Saturday, July 22, 2017

American 1-2-3 at Royal Birkdale after three rounds

Jordan Spieth, leading by three, is just 18 holes

away from his first Open title

 By Josh Berhow
SOUTHPORT, Lancashire — Where do we begin?
For starters, if you didn't shoot under par today at Royal Birkdale, you might as well head to the nearest airport. A565 to Liverpool or Manchester.

You won't see Jordan Spieth there. He's 18 holes away from winning the third leg of the career grand slam.
On a day when nearly everyone in the field went low — including Branden Grace's historically low 62 — the 23-year-old Spieth (pictured) is still the man to beat at the 146th Open. Spieth shot a "stress-free" (his words) five-under 65 and is 11 under for the first 54 holes. He's three shots clear of playing partner Matt Kuchar, who was two back to begin the day.
This is the fifth time Spieth has held the 54-hole lead at a major but the first time he'll be in the final Sunday pairing at a major since the 2016 Masters, when he lost the lead, and tournament, with a triple-bogey 7 on the 12th hole at Augusta National.
Friday's rain and wind kept the field bunched. But conditions were ideal on moving day. No raincoats, oversized umbrellas or ponchos — or at least not until the final hour of play, when a quick shower hit the area. Before that, there was a soothing breeze, sleeveless shirts and thirsty British golf fans.
The grounds were buzzing. Spectator village looked like the floor of an Adele concert. Twenty-four hours earlier, in that same area, golf fans took cover to escape the rain. On Saturday they laid blankets on the ground and sunbathed.
Shaun Norris, a 35-year-old South African, was the first man out this morning. He shot 65, a harbinger of more low scores to come. Jim "Bones" Mackay, Phil Mickelson's long-time caddie-turned-on-course reporter this week, sensed it, too. He said on the telecast that 62 was very much in play. Hours later Grace signed for 62—the lowest round in men's major championship history.
The boards bled red. Dustin Johnson: 64. Henrik Stenson: 65. Rickie Fowler: 67. And on and on. Forty-three of 62 players posted under-par scores on Saturday.
Spieth, teeing off after Grace set the pace, made the turn in three-under 31, the same as his partner, Kuchar, who despite playing well was unable to gain any ground. He inched closer with a birdie on the par-3 14th to get to eight under, one back. They both birdied 15, but Kuchar suffered a disastrous double bogey on the par-4 16th and fell three behind. His drive found a pot bunker, he blasted out back into the fairway and three-putted. He got one stroke back with a birdie on 17, but Spieth punctuated his round with a long birdie on 18. Kuchar missed his short birdie try.
Grace's 62 broke the long-standing low-scoring mark of 63 in the majors. Johnny Miller shot the first, a final-round eight-under 63 to win the 1973 U.S. Open at Oakmont. It's been matched 30 times since then, most recently by Justin Thomas, who shot 63 at the U.S. Open at Erin Hills last month, which set the major record for relation to par at nine under.
Grace, a 29-year-old South African still in search of his first major title, didn't know how good his round was, even after the final putt had dropped. His caddie, Zack Rasego, had to tell him.
"Zack came up and said, 'You're in the history books,'" Grace said. "And I was like, 'What are you talking about?' So obviously now it makes the day even sweeter."
Grace made the turn in 29. He added birdies on 14, 16 and 17 then parred 18. He started the day four over and 10 shots off the lead. He's now tied for fifth.
"Today was one of those days where we had the conditions," Grace said. "Just trying to shoot a number to try to get myself back in there and have a decent finish for the week. Obviously now the mindset changed a bit.
Austin Connelly and Brooks Koepka are tied for third at five under. Rory McIlroy is nine back and tied for 11th. He started the day well by making birdies on three of the first six holes, but he fell back with a double on 10. He shot 69.

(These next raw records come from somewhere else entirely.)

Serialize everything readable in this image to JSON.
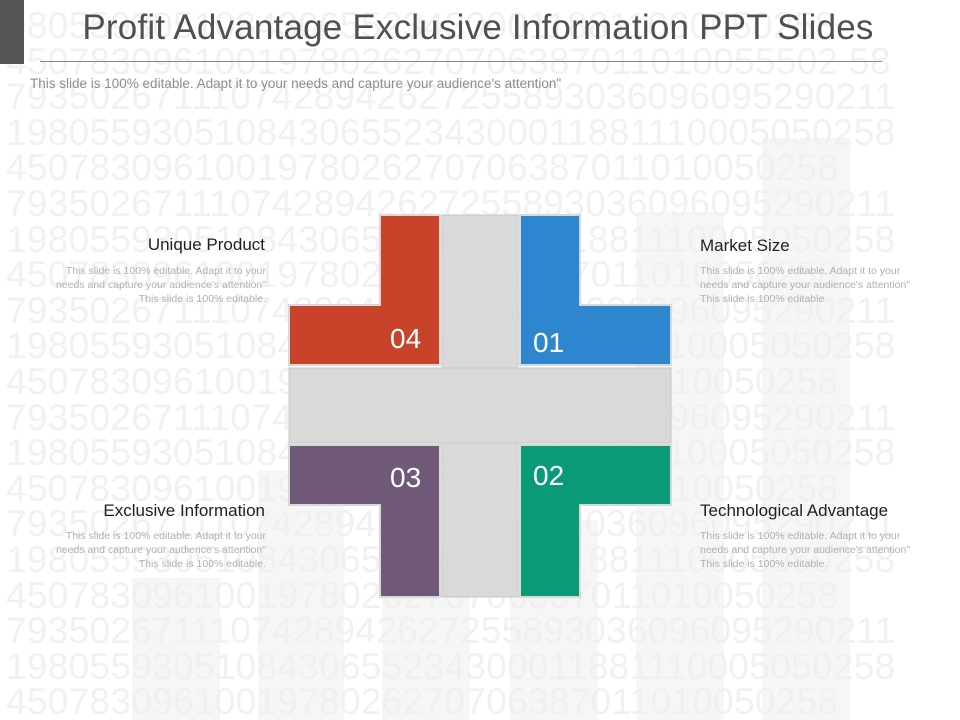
{
  "title": "Profit Advantage Exclusive Information PPT Slides",
  "subtitle": "This slide is 100% editable. Adapt it to your needs and capture your audience's attention\"",
  "background_digits": [
    "9805593051084306552343000118811000050258",
    "4507830961001978026270706387011010055502 58",
    "7935026711107428942627255893036096095290211",
    "1980559305108430655234300011881110005050258",
    "4507830961001978026270706387011010050258",
    "7935026711107428942627255893036096095290211",
    "1980559305108430655234300011881110005050258",
    "4507830961001978026270706387011010050258",
    "7935026711107428942627255893036096095290211",
    "1980559305108430655234300011881110005050258",
    "4507830961001978026270706387011010050258",
    "7935026711107428942627255893036096095290211",
    "1980559305108430655234300011881110005050258",
    "4507830961001978026270706387011010050258",
    "7935026711107428942627255893036096095290211",
    "1980559305108430655234300011881110005050258",
    "4507830961001978026270706387011010050258",
    "7935026711107428942627255893036096095290211",
    "1980559305108430655234300011881110005050258",
    "4507830961001978026270706387011010050258"
  ],
  "colors": {
    "red": "#c9432b",
    "blue": "#2e86cf",
    "purple": "#6f5878",
    "green": "#0a9a7a",
    "cross": "#d9d9d9"
  },
  "items": [
    {
      "number": "01",
      "heading": "Market Size",
      "text": "This slide is 100% editable. Adapt it to your needs and capture your audience's attention\" This slide is 100% editable."
    },
    {
      "number": "02",
      "heading": "Technological Advantage",
      "text": "This slide is 100% editable. Adapt it to your needs and capture your audience's attention\" This slide is 100% editable."
    },
    {
      "number": "03",
      "heading": "Exclusive Information",
      "text": "This slide is 100% editable. Adapt it to your needs and capture your audience's attention\" This slide is 100% editable."
    },
    {
      "number": "04",
      "heading": "Unique Product",
      "text": "This slide is 100% editable. Adapt it to your needs and capture your audience's attention\" This slide is 100% editable."
    }
  ]
}
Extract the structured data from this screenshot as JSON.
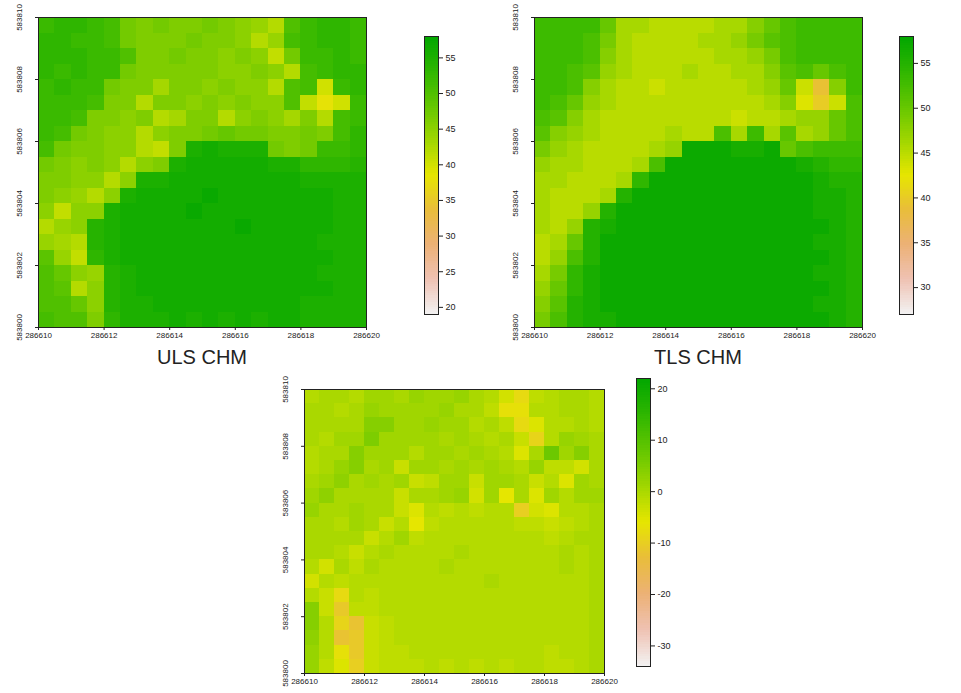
{
  "chart_data": [
    {
      "type": "heatmap",
      "title": "ULS CHM",
      "xlim": [
        286610,
        286620
      ],
      "xticks": [
        286610,
        286612,
        286614,
        286616,
        286618,
        286620
      ],
      "ylim": [
        583800,
        583810
      ],
      "yticks": [
        583800,
        583802,
        583804,
        583806,
        583808,
        583810
      ],
      "colorbar_lim": [
        19,
        58
      ],
      "colorbar_ticks": [
        20,
        25,
        30,
        35,
        40,
        45,
        50,
        55
      ],
      "cells": [
        [
          52,
          53,
          53,
          52,
          51,
          47,
          46,
          47,
          46,
          46,
          47,
          46,
          45,
          44,
          42,
          50,
          52,
          53,
          53,
          52
        ],
        [
          53,
          53,
          52,
          52,
          51,
          47,
          46,
          46,
          46,
          47,
          46,
          46,
          45,
          42,
          44,
          51,
          52,
          53,
          53,
          52
        ],
        [
          53,
          53,
          53,
          52,
          52,
          50,
          46,
          46,
          47,
          46,
          46,
          45,
          46,
          45,
          41,
          47,
          52,
          52,
          53,
          52
        ],
        [
          53,
          52,
          53,
          52,
          52,
          47,
          46,
          46,
          46,
          46,
          46,
          45,
          45,
          46,
          45,
          42,
          51,
          52,
          53,
          53
        ],
        [
          52,
          53,
          52,
          52,
          47,
          46,
          46,
          43,
          46,
          46,
          45,
          46,
          45,
          45,
          42,
          50,
          51,
          40,
          52,
          53
        ],
        [
          52,
          52,
          52,
          51,
          46,
          46,
          42,
          46,
          46,
          45,
          46,
          45,
          46,
          45,
          45,
          50,
          41,
          38,
          40,
          52
        ],
        [
          52,
          52,
          51,
          46,
          46,
          45,
          46,
          42,
          43,
          46,
          46,
          42,
          45,
          46,
          45,
          43,
          46,
          42,
          51,
          52
        ],
        [
          52,
          51,
          47,
          46,
          45,
          45,
          42,
          45,
          46,
          46,
          47,
          48,
          47,
          47,
          46,
          46,
          47,
          46,
          51,
          53
        ],
        [
          51,
          47,
          46,
          46,
          45,
          45,
          42,
          41,
          46,
          55,
          56,
          55,
          55,
          55,
          47,
          46,
          47,
          52,
          52,
          53
        ],
        [
          47,
          46,
          45,
          46,
          45,
          42,
          45,
          46,
          55,
          56,
          56,
          56,
          56,
          56,
          55,
          55,
          53,
          53,
          53,
          54
        ],
        [
          46,
          46,
          45,
          45,
          42,
          45,
          55,
          55,
          56,
          56,
          56,
          56,
          56,
          56,
          56,
          56,
          55,
          55,
          55,
          55
        ],
        [
          46,
          45,
          44,
          42,
          45,
          55,
          56,
          56,
          56,
          56,
          57,
          56,
          56,
          56,
          56,
          56,
          56,
          56,
          55,
          55
        ],
        [
          45,
          41,
          45,
          45,
          55,
          56,
          56,
          56,
          56,
          57,
          56,
          56,
          56,
          56,
          56,
          56,
          56,
          56,
          55,
          55
        ],
        [
          42,
          44,
          45,
          54,
          55,
          56,
          56,
          56,
          56,
          56,
          56,
          56,
          57,
          56,
          56,
          56,
          56,
          56,
          55,
          55
        ],
        [
          44,
          43,
          42,
          54,
          55,
          56,
          56,
          56,
          56,
          56,
          56,
          56,
          56,
          56,
          56,
          56,
          56,
          55,
          55,
          55
        ],
        [
          49,
          44,
          41,
          53,
          55,
          56,
          56,
          56,
          56,
          56,
          56,
          56,
          56,
          56,
          56,
          56,
          56,
          56,
          55,
          55
        ],
        [
          50,
          48,
          45,
          44,
          54,
          55,
          56,
          56,
          56,
          56,
          56,
          56,
          56,
          56,
          56,
          56,
          56,
          55,
          55,
          55
        ],
        [
          50,
          49,
          42,
          45,
          54,
          55,
          56,
          56,
          56,
          56,
          56,
          56,
          56,
          56,
          56,
          56,
          56,
          56,
          55,
          55
        ],
        [
          50,
          50,
          48,
          45,
          54,
          55,
          55,
          56,
          56,
          56,
          56,
          56,
          56,
          56,
          56,
          56,
          55,
          55,
          55,
          55
        ],
        [
          51,
          50,
          50,
          46,
          53,
          55,
          55,
          55,
          56,
          55,
          56,
          55,
          56,
          55,
          56,
          56,
          55,
          55,
          55,
          55
        ]
      ]
    },
    {
      "type": "heatmap",
      "title": "TLS CHM",
      "xlim": [
        286610,
        286620
      ],
      "xticks": [
        286610,
        286612,
        286614,
        286616,
        286618,
        286620
      ],
      "ylim": [
        583800,
        583810
      ],
      "yticks": [
        583800,
        583802,
        583804,
        583806,
        583808,
        583810
      ],
      "colorbar_lim": [
        27,
        58
      ],
      "colorbar_ticks": [
        30,
        35,
        40,
        45,
        50,
        55
      ],
      "cells": [
        [
          53,
          53,
          53,
          53,
          50,
          46,
          46,
          45,
          45,
          45,
          45,
          46,
          46,
          48,
          50,
          52,
          53,
          53,
          53,
          53
        ],
        [
          53,
          53,
          53,
          52,
          49,
          46,
          45,
          45,
          45,
          45,
          46,
          46,
          47,
          49,
          51,
          52,
          53,
          53,
          53,
          53
        ],
        [
          53,
          53,
          53,
          52,
          48,
          46,
          45,
          45,
          45,
          45,
          45,
          46,
          46,
          47,
          49,
          52,
          53,
          53,
          53,
          53
        ],
        [
          53,
          53,
          52,
          51,
          47,
          46,
          45,
          45,
          45,
          46,
          45,
          45,
          46,
          46,
          48,
          51,
          52,
          50,
          52,
          53
        ],
        [
          53,
          53,
          52,
          48,
          46,
          45,
          45,
          44,
          45,
          45,
          45,
          45,
          45,
          46,
          47,
          50,
          44,
          39,
          48,
          53
        ],
        [
          53,
          52,
          50,
          47,
          46,
          45,
          45,
          45,
          45,
          45,
          45,
          45,
          45,
          45,
          46,
          48,
          43,
          40,
          44,
          52
        ],
        [
          52,
          51,
          48,
          46,
          45,
          45,
          45,
          45,
          45,
          45,
          45,
          45,
          44,
          45,
          45,
          46,
          47,
          47,
          50,
          52
        ],
        [
          51,
          48,
          47,
          46,
          45,
          45,
          45,
          45,
          46,
          45,
          45,
          52,
          46,
          53,
          46,
          51,
          46,
          47,
          50,
          52
        ],
        [
          49,
          47,
          46,
          45,
          45,
          45,
          45,
          46,
          47,
          57,
          57,
          57,
          56,
          56,
          57,
          50,
          52,
          53,
          53,
          53
        ],
        [
          47,
          46,
          46,
          45,
          45,
          45,
          46,
          52,
          57,
          57,
          57,
          57,
          57,
          57,
          57,
          57,
          56,
          55,
          54,
          54
        ],
        [
          46,
          46,
          45,
          45,
          45,
          46,
          54,
          57,
          57,
          57,
          57,
          57,
          57,
          57,
          57,
          57,
          57,
          56,
          55,
          55
        ],
        [
          46,
          45,
          45,
          45,
          46,
          55,
          57,
          57,
          57,
          57,
          57,
          57,
          57,
          57,
          57,
          57,
          57,
          56,
          56,
          55
        ],
        [
          46,
          45,
          45,
          47,
          55,
          57,
          57,
          57,
          57,
          57,
          57,
          57,
          57,
          57,
          57,
          57,
          57,
          56,
          56,
          55
        ],
        [
          46,
          45,
          47,
          55,
          56,
          57,
          57,
          57,
          57,
          57,
          57,
          57,
          57,
          57,
          57,
          57,
          57,
          57,
          56,
          55
        ],
        [
          45,
          46,
          50,
          55,
          57,
          57,
          57,
          57,
          57,
          57,
          57,
          57,
          57,
          57,
          57,
          57,
          57,
          56,
          56,
          55
        ],
        [
          45,
          47,
          52,
          55,
          57,
          57,
          57,
          57,
          57,
          57,
          57,
          57,
          57,
          57,
          57,
          57,
          57,
          57,
          56,
          55
        ],
        [
          46,
          49,
          54,
          56,
          57,
          57,
          57,
          57,
          57,
          57,
          57,
          57,
          57,
          57,
          57,
          57,
          57,
          56,
          56,
          55
        ],
        [
          47,
          50,
          54,
          56,
          57,
          57,
          57,
          57,
          57,
          57,
          57,
          57,
          57,
          57,
          57,
          57,
          57,
          57,
          56,
          55
        ],
        [
          48,
          51,
          55,
          56,
          57,
          57,
          57,
          57,
          57,
          57,
          57,
          57,
          57,
          57,
          57,
          57,
          57,
          56,
          56,
          55
        ],
        [
          49,
          52,
          55,
          56,
          56,
          57,
          57,
          57,
          57,
          57,
          57,
          57,
          57,
          57,
          57,
          57,
          57,
          57,
          56,
          55
        ]
      ]
    },
    {
      "type": "heatmap",
      "xlim": [
        286610,
        286620
      ],
      "xticks": [
        286610,
        286612,
        286614,
        286616,
        286618,
        286620
      ],
      "ylim": [
        583800,
        583810
      ],
      "yticks": [
        583800,
        583802,
        583804,
        583806,
        583808,
        583810
      ],
      "colorbar_lim": [
        -34,
        22
      ],
      "colorbar_ticks": [
        -30,
        -20,
        -10,
        0,
        10,
        20
      ],
      "cells": [
        [
          -1,
          0,
          0,
          -1,
          1,
          1,
          0,
          2,
          1,
          1,
          2,
          0,
          -1,
          -4,
          -8,
          -2,
          -1,
          0,
          0,
          -1
        ],
        [
          0,
          0,
          -1,
          0,
          2,
          1,
          1,
          1,
          1,
          2,
          0,
          0,
          -2,
          -7,
          -7,
          -1,
          -1,
          0,
          0,
          -1
        ],
        [
          0,
          0,
          0,
          0,
          4,
          4,
          1,
          1,
          2,
          1,
          1,
          -1,
          0,
          -2,
          -8,
          -5,
          -1,
          -1,
          0,
          -1
        ],
        [
          0,
          -1,
          1,
          1,
          5,
          1,
          1,
          1,
          1,
          0,
          1,
          0,
          -1,
          0,
          -3,
          -9,
          -1,
          2,
          1,
          0
        ],
        [
          -1,
          0,
          0,
          4,
          1,
          1,
          1,
          -1,
          1,
          1,
          0,
          1,
          0,
          -1,
          -5,
          0,
          7,
          1,
          4,
          0
        ],
        [
          -1,
          0,
          2,
          4,
          0,
          1,
          -3,
          1,
          1,
          0,
          1,
          0,
          1,
          0,
          -1,
          2,
          -2,
          -2,
          -4,
          0
        ],
        [
          0,
          1,
          3,
          0,
          1,
          0,
          1,
          -3,
          -2,
          1,
          1,
          -3,
          1,
          1,
          0,
          -3,
          -1,
          -5,
          1,
          0
        ],
        [
          1,
          3,
          0,
          0,
          0,
          0,
          -3,
          0,
          0,
          1,
          2,
          -4,
          1,
          -6,
          0,
          -5,
          1,
          -1,
          1,
          1
        ],
        [
          2,
          0,
          0,
          1,
          0,
          0,
          -3,
          -5,
          -1,
          -2,
          -1,
          -2,
          -1,
          -1,
          -10,
          -4,
          -5,
          -1,
          -1,
          0
        ],
        [
          0,
          0,
          -1,
          1,
          0,
          -3,
          -1,
          -6,
          -2,
          -1,
          -1,
          -1,
          -1,
          -1,
          -2,
          -2,
          -3,
          -2,
          -1,
          0
        ],
        [
          0,
          0,
          0,
          0,
          -3,
          -1,
          1,
          -2,
          -1,
          -1,
          -1,
          -1,
          -1,
          -1,
          -1,
          -1,
          -2,
          -1,
          0,
          0
        ],
        [
          0,
          0,
          -1,
          -3,
          -1,
          0,
          -1,
          -1,
          -1,
          -1,
          0,
          -1,
          -1,
          -1,
          -1,
          -1,
          -1,
          0,
          -1,
          0
        ],
        [
          -1,
          -4,
          0,
          -2,
          0,
          -1,
          -1,
          -1,
          -1,
          0,
          -1,
          -1,
          -1,
          -1,
          -1,
          -1,
          -1,
          0,
          -1,
          0
        ],
        [
          -4,
          -1,
          -2,
          -1,
          -1,
          -1,
          -1,
          -1,
          -1,
          -1,
          -1,
          -1,
          0,
          -1,
          -1,
          -1,
          -1,
          -1,
          -1,
          0
        ],
        [
          -1,
          -3,
          -8,
          -1,
          -2,
          -1,
          -1,
          -1,
          -1,
          -1,
          -1,
          -1,
          -1,
          -1,
          -1,
          -1,
          -1,
          -1,
          -1,
          0
        ],
        [
          4,
          -3,
          -11,
          -2,
          -2,
          -1,
          -1,
          -1,
          -1,
          -1,
          -1,
          -1,
          -1,
          -1,
          -1,
          -1,
          -1,
          -1,
          -1,
          0
        ],
        [
          4,
          -1,
          -9,
          -12,
          -3,
          -2,
          -1,
          -1,
          -1,
          -1,
          -1,
          -1,
          -1,
          -1,
          -1,
          -1,
          -1,
          -1,
          -1,
          0
        ],
        [
          3,
          -1,
          -12,
          -11,
          -3,
          -2,
          -1,
          -1,
          -1,
          -1,
          -1,
          -1,
          -1,
          -1,
          -1,
          -1,
          -1,
          -1,
          -1,
          0
        ],
        [
          2,
          -1,
          -7,
          -11,
          -3,
          -2,
          -2,
          -1,
          -1,
          -1,
          -1,
          -1,
          -1,
          -1,
          -1,
          -1,
          -2,
          -1,
          -1,
          0
        ],
        [
          2,
          -2,
          -5,
          -10,
          -3,
          -2,
          -2,
          -2,
          -1,
          -2,
          -1,
          -2,
          -1,
          -2,
          -1,
          -1,
          -2,
          -2,
          -1,
          0
        ]
      ]
    }
  ]
}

• If Spieth does win, he would become just the second player (joining Jack Nicklaus) to win three legs of the Grand Slam before age 24.
• He would become the youngest champion of The Open since Seve Ballesteros in 1979.
• He would become the first player with 10 US PGA Tour wins including three majors before the age of 24 (Spieth will turn 24 on July 27).
• If Spieth completes the Grand Slam at this year's US PGA Champonship, he would become the youngest Grand Slam winner.